Home > Projects and Events > Astro Seminar: Simulating Dust in Protoplanetary Disks
Astro Seminar:
Simulating Dust in Protoplanetary Disks
Speaker: David Tilley
Tuesday, October 27 at 12:30 p.m.
Nieuwland 184
Abstract:
Planets form out out of the dust in a protostellar disk. However, there are many impediments to this process of collisional growth, especially in the early stages when trying to grow micron and millimeter-sized grains into planetesimals. First of all, the dust density is small, and as a result actual collisions are rare.
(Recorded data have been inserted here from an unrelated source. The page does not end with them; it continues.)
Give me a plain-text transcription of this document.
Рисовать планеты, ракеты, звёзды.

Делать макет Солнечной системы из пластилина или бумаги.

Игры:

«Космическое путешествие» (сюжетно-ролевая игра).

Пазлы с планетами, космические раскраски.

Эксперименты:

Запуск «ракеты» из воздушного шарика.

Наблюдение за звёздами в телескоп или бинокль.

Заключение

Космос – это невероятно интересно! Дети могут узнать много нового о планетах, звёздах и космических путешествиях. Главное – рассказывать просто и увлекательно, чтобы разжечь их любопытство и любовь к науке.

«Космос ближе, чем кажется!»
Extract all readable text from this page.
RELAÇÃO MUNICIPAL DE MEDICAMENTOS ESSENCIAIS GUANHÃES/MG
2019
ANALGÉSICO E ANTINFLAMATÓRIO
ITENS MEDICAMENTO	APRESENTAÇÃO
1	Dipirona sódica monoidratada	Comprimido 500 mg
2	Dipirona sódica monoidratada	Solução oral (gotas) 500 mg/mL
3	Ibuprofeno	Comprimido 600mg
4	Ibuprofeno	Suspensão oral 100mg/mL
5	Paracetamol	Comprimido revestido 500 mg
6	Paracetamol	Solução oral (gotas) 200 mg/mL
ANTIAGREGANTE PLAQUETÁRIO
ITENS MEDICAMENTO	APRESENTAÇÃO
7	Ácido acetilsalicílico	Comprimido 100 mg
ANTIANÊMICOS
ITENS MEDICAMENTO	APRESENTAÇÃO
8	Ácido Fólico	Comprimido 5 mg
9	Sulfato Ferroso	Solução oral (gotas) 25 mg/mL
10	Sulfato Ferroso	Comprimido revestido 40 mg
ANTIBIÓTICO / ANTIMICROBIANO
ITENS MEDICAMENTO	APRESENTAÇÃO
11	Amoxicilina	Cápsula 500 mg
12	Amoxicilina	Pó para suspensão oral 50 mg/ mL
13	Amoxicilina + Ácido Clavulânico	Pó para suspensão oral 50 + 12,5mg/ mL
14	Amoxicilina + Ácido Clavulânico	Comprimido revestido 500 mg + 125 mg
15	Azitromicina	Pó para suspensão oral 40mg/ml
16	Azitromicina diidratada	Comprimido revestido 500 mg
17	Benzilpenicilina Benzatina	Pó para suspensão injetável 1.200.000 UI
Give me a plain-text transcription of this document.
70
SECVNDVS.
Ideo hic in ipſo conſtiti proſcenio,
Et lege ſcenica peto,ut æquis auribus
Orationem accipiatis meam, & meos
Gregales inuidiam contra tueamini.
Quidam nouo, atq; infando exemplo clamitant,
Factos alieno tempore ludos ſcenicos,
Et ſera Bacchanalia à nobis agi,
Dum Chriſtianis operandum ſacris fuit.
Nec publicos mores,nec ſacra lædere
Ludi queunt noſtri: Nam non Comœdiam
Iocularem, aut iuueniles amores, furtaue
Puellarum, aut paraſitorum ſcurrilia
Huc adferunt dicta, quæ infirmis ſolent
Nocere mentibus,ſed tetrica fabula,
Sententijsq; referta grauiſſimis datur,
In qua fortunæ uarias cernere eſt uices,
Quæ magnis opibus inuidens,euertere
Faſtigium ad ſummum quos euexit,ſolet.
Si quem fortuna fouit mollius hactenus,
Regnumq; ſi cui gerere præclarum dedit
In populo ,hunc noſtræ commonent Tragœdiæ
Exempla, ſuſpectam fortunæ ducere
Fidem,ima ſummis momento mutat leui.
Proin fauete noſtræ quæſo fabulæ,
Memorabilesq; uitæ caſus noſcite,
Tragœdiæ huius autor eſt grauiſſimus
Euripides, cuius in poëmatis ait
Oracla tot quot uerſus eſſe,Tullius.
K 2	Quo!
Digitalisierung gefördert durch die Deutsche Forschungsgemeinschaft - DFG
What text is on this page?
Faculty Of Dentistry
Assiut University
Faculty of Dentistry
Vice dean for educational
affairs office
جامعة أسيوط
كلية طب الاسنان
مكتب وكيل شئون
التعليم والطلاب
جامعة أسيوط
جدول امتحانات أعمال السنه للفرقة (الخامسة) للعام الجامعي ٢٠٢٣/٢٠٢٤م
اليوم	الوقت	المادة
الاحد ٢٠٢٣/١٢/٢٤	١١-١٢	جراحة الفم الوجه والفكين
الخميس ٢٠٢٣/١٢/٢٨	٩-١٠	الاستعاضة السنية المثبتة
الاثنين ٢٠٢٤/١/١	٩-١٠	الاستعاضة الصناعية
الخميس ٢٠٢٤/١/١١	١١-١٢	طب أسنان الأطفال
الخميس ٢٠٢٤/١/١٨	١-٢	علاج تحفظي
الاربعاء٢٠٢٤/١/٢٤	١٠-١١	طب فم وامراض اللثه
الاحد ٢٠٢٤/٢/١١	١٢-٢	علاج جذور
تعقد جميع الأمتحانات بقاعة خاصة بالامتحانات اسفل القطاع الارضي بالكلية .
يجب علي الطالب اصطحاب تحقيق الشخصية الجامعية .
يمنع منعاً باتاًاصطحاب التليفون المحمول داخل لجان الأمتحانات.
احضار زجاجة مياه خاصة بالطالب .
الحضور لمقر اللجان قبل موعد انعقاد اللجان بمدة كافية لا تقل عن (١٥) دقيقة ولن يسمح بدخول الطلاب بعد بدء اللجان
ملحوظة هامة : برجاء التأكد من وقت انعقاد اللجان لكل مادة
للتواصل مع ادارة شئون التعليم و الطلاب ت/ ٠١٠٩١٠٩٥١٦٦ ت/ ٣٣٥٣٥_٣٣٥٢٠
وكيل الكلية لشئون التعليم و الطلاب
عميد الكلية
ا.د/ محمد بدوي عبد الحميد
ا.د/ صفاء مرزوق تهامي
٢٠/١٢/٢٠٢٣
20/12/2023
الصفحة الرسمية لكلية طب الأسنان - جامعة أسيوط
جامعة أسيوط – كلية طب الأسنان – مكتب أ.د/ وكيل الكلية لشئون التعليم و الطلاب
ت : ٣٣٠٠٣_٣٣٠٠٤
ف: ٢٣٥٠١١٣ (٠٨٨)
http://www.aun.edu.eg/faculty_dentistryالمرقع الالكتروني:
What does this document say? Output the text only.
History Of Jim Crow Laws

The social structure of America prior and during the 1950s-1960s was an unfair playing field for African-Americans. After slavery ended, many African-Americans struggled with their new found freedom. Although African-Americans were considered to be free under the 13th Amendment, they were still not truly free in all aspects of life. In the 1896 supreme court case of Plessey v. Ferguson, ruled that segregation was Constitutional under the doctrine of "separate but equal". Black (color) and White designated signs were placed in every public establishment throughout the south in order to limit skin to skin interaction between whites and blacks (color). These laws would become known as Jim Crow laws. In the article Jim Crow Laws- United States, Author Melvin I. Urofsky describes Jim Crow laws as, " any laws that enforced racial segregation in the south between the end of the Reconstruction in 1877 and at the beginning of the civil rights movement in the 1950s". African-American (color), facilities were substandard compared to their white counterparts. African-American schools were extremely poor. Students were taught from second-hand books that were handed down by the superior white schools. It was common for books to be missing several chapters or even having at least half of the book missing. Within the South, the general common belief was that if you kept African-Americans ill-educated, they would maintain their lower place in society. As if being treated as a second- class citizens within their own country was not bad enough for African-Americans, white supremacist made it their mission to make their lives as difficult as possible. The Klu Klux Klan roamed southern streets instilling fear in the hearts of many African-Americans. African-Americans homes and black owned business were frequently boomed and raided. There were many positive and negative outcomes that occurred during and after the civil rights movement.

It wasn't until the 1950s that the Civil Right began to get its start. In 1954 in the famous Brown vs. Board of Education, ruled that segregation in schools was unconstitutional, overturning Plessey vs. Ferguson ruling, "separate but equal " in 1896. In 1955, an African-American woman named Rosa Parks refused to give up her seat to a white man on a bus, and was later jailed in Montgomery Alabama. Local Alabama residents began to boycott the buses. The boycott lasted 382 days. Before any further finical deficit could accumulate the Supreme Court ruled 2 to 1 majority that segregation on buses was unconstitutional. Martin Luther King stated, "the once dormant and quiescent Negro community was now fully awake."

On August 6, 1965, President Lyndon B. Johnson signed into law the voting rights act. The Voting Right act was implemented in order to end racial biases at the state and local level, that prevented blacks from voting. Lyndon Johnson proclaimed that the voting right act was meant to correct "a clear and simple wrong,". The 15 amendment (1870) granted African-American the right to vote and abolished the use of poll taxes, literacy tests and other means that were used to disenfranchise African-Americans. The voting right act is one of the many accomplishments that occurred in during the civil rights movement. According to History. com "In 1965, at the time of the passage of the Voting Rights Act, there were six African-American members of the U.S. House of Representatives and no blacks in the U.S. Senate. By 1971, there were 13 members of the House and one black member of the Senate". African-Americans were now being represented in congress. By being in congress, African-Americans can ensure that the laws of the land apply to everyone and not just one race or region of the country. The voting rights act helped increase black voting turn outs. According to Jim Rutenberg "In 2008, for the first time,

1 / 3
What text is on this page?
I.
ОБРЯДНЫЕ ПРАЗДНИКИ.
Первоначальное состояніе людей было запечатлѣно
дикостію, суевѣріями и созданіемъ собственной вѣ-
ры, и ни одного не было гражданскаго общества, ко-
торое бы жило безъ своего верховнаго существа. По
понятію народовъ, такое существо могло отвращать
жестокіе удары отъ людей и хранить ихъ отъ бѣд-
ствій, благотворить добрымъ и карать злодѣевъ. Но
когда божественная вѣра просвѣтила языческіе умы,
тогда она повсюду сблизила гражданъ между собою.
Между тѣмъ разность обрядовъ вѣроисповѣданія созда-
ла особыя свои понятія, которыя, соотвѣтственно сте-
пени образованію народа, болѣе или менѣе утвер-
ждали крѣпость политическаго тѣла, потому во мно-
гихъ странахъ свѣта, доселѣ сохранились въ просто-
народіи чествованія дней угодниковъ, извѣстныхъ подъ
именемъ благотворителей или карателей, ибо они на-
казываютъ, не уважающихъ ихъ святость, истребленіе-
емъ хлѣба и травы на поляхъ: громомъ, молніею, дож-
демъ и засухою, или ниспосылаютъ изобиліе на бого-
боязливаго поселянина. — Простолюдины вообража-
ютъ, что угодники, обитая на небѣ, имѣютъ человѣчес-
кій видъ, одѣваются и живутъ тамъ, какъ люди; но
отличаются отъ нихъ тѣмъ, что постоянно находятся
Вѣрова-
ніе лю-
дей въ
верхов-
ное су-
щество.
Secondly, collisions between dust particles with relative velocities greather than a few meters per second are more likely to shatter the fragile grains rather than cause them to stick together. Finally, particles a few centimeters in size to a few meters in size are vulnerable to gas drag that leads them to spiral inwards to the central star in relatively short periods of time. These impediments to the growth of planetesimals can be ameliorated if a mechanism exists that can greatly enhance the densities and growth rates of dust grains to planetesimal sizes. We have performed a series of numerical simulations that explore the evolution of dust grains of various sizes throughout a protostellar disk, and we show that a relatively simple model of dust-gas interaction can cause a collective streaming instability to develop that can greatly enhance the dust density in the midplane of a disk. Furthermore, this process can easily reduce the relative motions of the dust grains from several tens of meters per second to a few meters per second, allowing grains to grow through collisions rather than shatter.